A solução combina espectroscopia de reflectância — técnica baseada na interação da luz com o solo — com ciclos controlados de umedecimento e secagem, simulando condições naturais e oferecendo diagnósticos mais precisos sobre a estrutura e o comportamento químico desses solos.
Tradicionalmente, análises espectrais de solo são realizadas com amostras secas e peneiradas, o que limita a compreensão da dinâmica natural do solo. O novo método propõe uma abordagem mais realista ao incluir ciclos de umidade, permitindo observar como as partículas se organizam e interagem em condições próximas às encontradas no campo.
Outro diferencial relevante é a substituição parcial de análises químicas convencionais, que são mais caras, demoradas e geram resíduos. Ao utilizar a luz como principal insumo, a tecnologia torna o processo mais ágil, econômico e sustentável.

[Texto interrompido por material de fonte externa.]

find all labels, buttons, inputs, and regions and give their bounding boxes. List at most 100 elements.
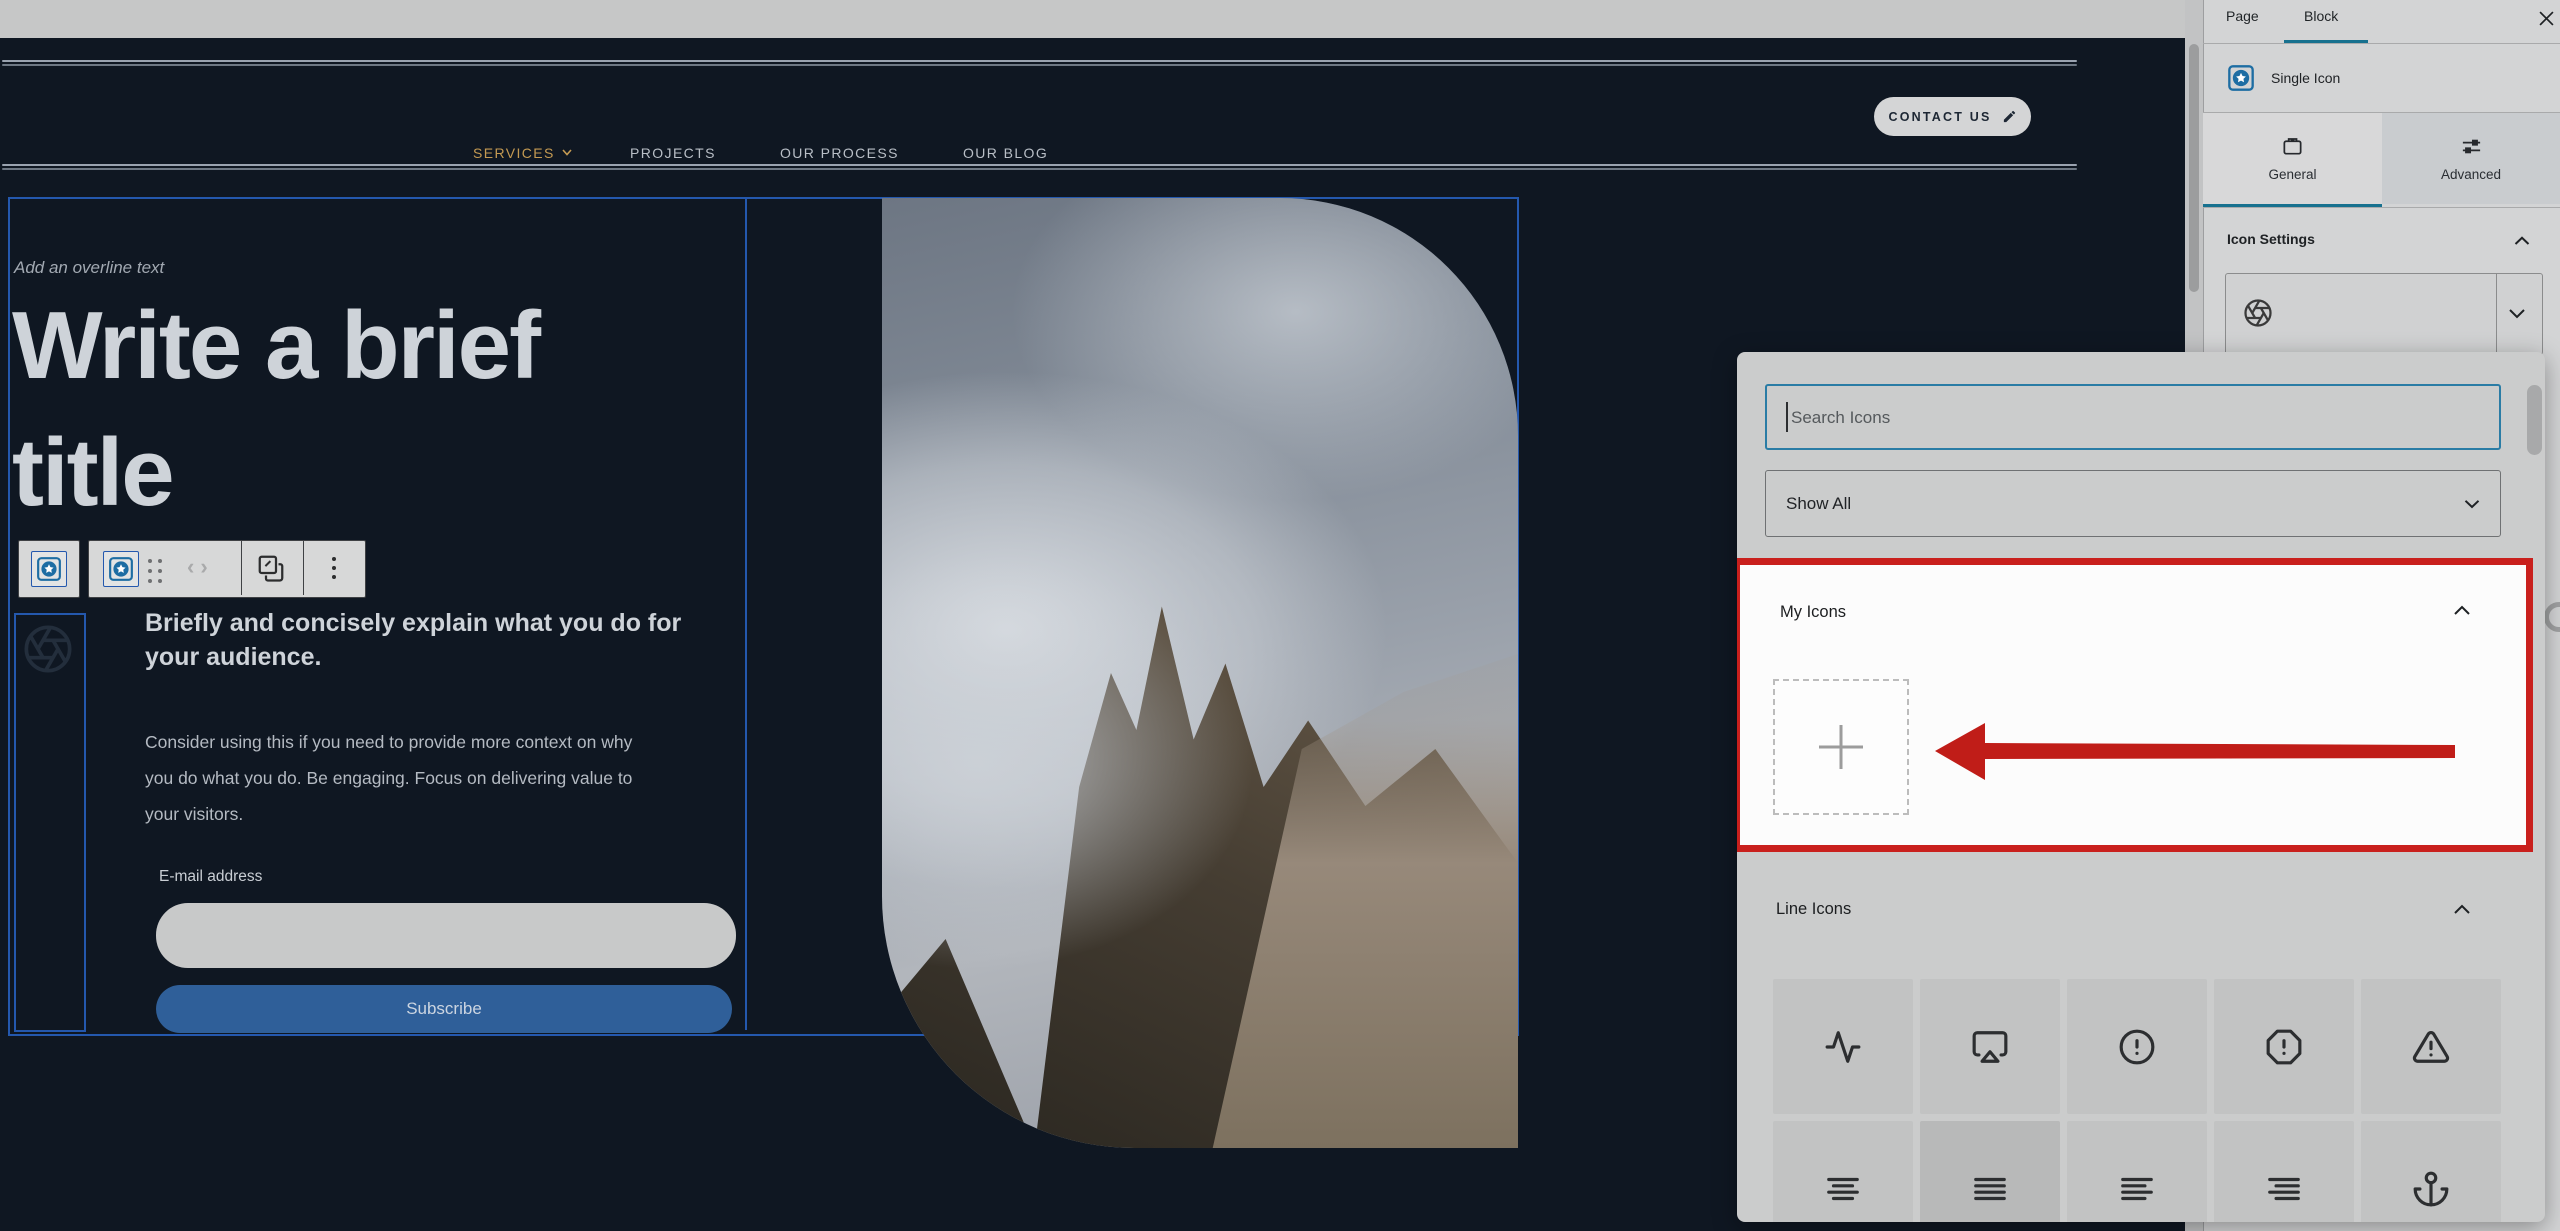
close-sidebar-button[interactable] — [2534, 6, 2558, 30]
align-justify-icon — [1971, 1170, 2009, 1208]
icon-option-align-center[interactable] — [1773, 1121, 1913, 1222]
preview-control-divider — [2496, 274, 2497, 352]
block-toolbar: ‹› — [88, 540, 366, 598]
toolbar-separator — [241, 541, 242, 595]
collapse-my-icons-button[interactable] — [2453, 603, 2471, 621]
icon-search-field[interactable] — [1765, 384, 2501, 450]
email-label: E-mail address — [159, 868, 262, 886]
toolbar-separator — [303, 541, 304, 595]
my-icons-title: My Icons — [1780, 603, 1846, 622]
canvas-scrollbar-thumb[interactable] — [2189, 44, 2199, 292]
editor-screenshot: SERVICES PROJECTS OUR PROCESS OUR BLOG C… — [0, 0, 2560, 1231]
chevron-down-icon — [562, 143, 572, 159]
search-input[interactable] — [1789, 386, 2473, 450]
tab-block[interactable]: Block — [2304, 8, 2338, 24]
plus-icon — [1819, 725, 1863, 769]
email-input[interactable] — [156, 903, 736, 968]
block-toolbar-parent-group — [18, 540, 80, 598]
icon-filter-select[interactable]: Show All — [1765, 470, 2501, 537]
template-part-outline-bottom-shadow — [2, 168, 2077, 170]
airplay-icon — [1971, 1028, 2009, 1066]
single-icon-block-selected[interactable] — [14, 613, 86, 1032]
close-icon — [2539, 11, 2554, 26]
alert-triangle-icon — [2412, 1028, 2450, 1066]
single-icon-block-icon — [108, 556, 134, 582]
tab-general[interactable]: General — [2203, 113, 2382, 204]
icon-option-align-left[interactable] — [2067, 1121, 2207, 1222]
subscribe-button[interactable]: Subscribe — [156, 985, 732, 1033]
chevron-up-icon — [2453, 904, 2471, 915]
icon-option-alert-circle[interactable] — [2067, 979, 2207, 1114]
sidebar-divider — [2203, 43, 2560, 44]
duplicate-edit-icon — [256, 553, 286, 583]
drag-handle-icon[interactable] — [148, 559, 164, 585]
general-tab-icon — [2281, 135, 2304, 158]
block-card-icon — [2227, 64, 2255, 97]
nav-item-our-blog[interactable]: OUR BLOG — [963, 145, 1048, 161]
replace-icon-button[interactable] — [256, 553, 286, 588]
align-left-icon — [2118, 1170, 2156, 1208]
icon-option-align-right[interactable] — [2214, 1121, 2354, 1222]
move-block-arrows[interactable]: ‹› — [187, 554, 214, 580]
icon-dropdown-button[interactable] — [2508, 306, 2526, 324]
icon-option-alert-triangle[interactable] — [2361, 979, 2501, 1114]
editor-topbar — [0, 0, 2203, 38]
template-part-outline-top-shadow — [2, 64, 2077, 66]
icon-filter-value: Show All — [1786, 494, 1851, 514]
hero-overline[interactable]: Add an overline text — [14, 258, 164, 278]
general-tab-label: General — [2268, 167, 2316, 182]
advanced-tab-label: Advanced — [2441, 167, 2501, 182]
text-caret — [1786, 402, 1788, 432]
icon-option-airplay[interactable] — [1920, 979, 2060, 1114]
collapse-panel-button[interactable] — [2514, 233, 2530, 251]
icon-option-anchor[interactable] — [2361, 1121, 2501, 1222]
my-icons-highlight: My Icons — [1737, 558, 2533, 852]
icon-picker-popover: Show All My Icons Line Icons — [1737, 352, 2545, 1222]
icon-option-alert-octagon[interactable] — [2214, 979, 2354, 1114]
line-icons-title: Line Icons — [1776, 900, 1851, 919]
options-kebab-icon[interactable] — [332, 557, 336, 579]
tab-page[interactable]: Page — [2226, 8, 2259, 24]
settings-tab-strip: General Advanced — [2203, 113, 2560, 204]
chevron-up-icon — [2453, 605, 2471, 616]
advanced-tab-icon — [2460, 135, 2483, 158]
icon-option-activity[interactable] — [1773, 979, 1913, 1114]
pencil-icon — [2002, 109, 2017, 124]
hero-title[interactable]: Write a brief title — [12, 282, 712, 536]
sidebar-divider — [2203, 207, 2560, 208]
nav-item-our-process[interactable]: OUR PROCESS — [780, 145, 899, 161]
chevron-down-icon — [2508, 308, 2526, 319]
aperture-icon — [2243, 298, 2273, 328]
hero-subheading[interactable]: Briefly and concisely explain what you d… — [145, 606, 705, 674]
single-icon-block-button[interactable] — [103, 551, 139, 587]
template-part-outline-bottom — [2, 164, 2077, 166]
single-icon-block-icon — [36, 556, 62, 582]
tutorial-arrow — [1927, 714, 2467, 788]
nav-item-services-label: SERVICES — [473, 145, 555, 161]
nav-item-projects[interactable]: PROJECTS — [630, 145, 716, 161]
chevron-up-icon — [2514, 236, 2530, 246]
align-right-icon — [2265, 1170, 2303, 1208]
add-custom-icon-button[interactable] — [1773, 679, 1909, 815]
line-icons-grid — [1773, 979, 2501, 1222]
aperture-icon — [22, 623, 74, 675]
collapse-line-icons-button[interactable] — [2453, 902, 2471, 920]
icon-settings-title: Icon Settings — [2227, 231, 2315, 247]
activity-icon — [1824, 1028, 1862, 1066]
hero-mountain-image[interactable] — [882, 198, 1518, 1148]
contact-us-button[interactable]: CONTACT US — [1874, 97, 2031, 136]
hero-body-text[interactable]: Consider using this if you need to provi… — [145, 724, 665, 832]
parent-single-icon-button[interactable] — [31, 551, 67, 587]
popover-scrollbar-thumb[interactable] — [2527, 385, 2542, 455]
alert-octagon-icon — [2265, 1028, 2303, 1066]
anchor-icon — [2412, 1170, 2450, 1208]
hero-column-divider — [745, 199, 747, 1030]
tab-advanced[interactable]: Advanced — [2382, 113, 2560, 204]
nav-item-services[interactable]: SERVICES — [473, 145, 572, 161]
align-center-icon — [1824, 1170, 1862, 1208]
template-part-outline-top — [2, 60, 2077, 62]
alert-circle-icon — [2118, 1028, 2156, 1066]
icon-option-align-justify[interactable] — [1920, 1121, 2060, 1222]
block-card-label: Single Icon — [2271, 70, 2340, 86]
chevron-down-icon — [2464, 499, 2480, 509]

Inicialmente voltado à comunidade científica, o método tem potencial para avançar rapidamente em aplicações práticas no agronegócio, viabilizando análises mais rápidas e acessíveis para produtores rurais. A inovação também abre espaço para o desenvolvimento e validação de insumos agrícolas, como condicionadores de solo, biochar e hidrogéis.
Os solos coesos representam um desafio significativo para a agricultura brasileira, dificultando o crescimento das raízes e reduzindo a infiltração de água. Esse tipo de solo é comum nos Tabuleiros Costeiros, faixa que se estende do Amapá ao Rio de Janeiro. A patente é resultado da colaboração entre a UFC e a Embrapa, com liderança da pesquisadora Ana Maria Vieira da Silva e orientação do professor Raul Shiso Toma.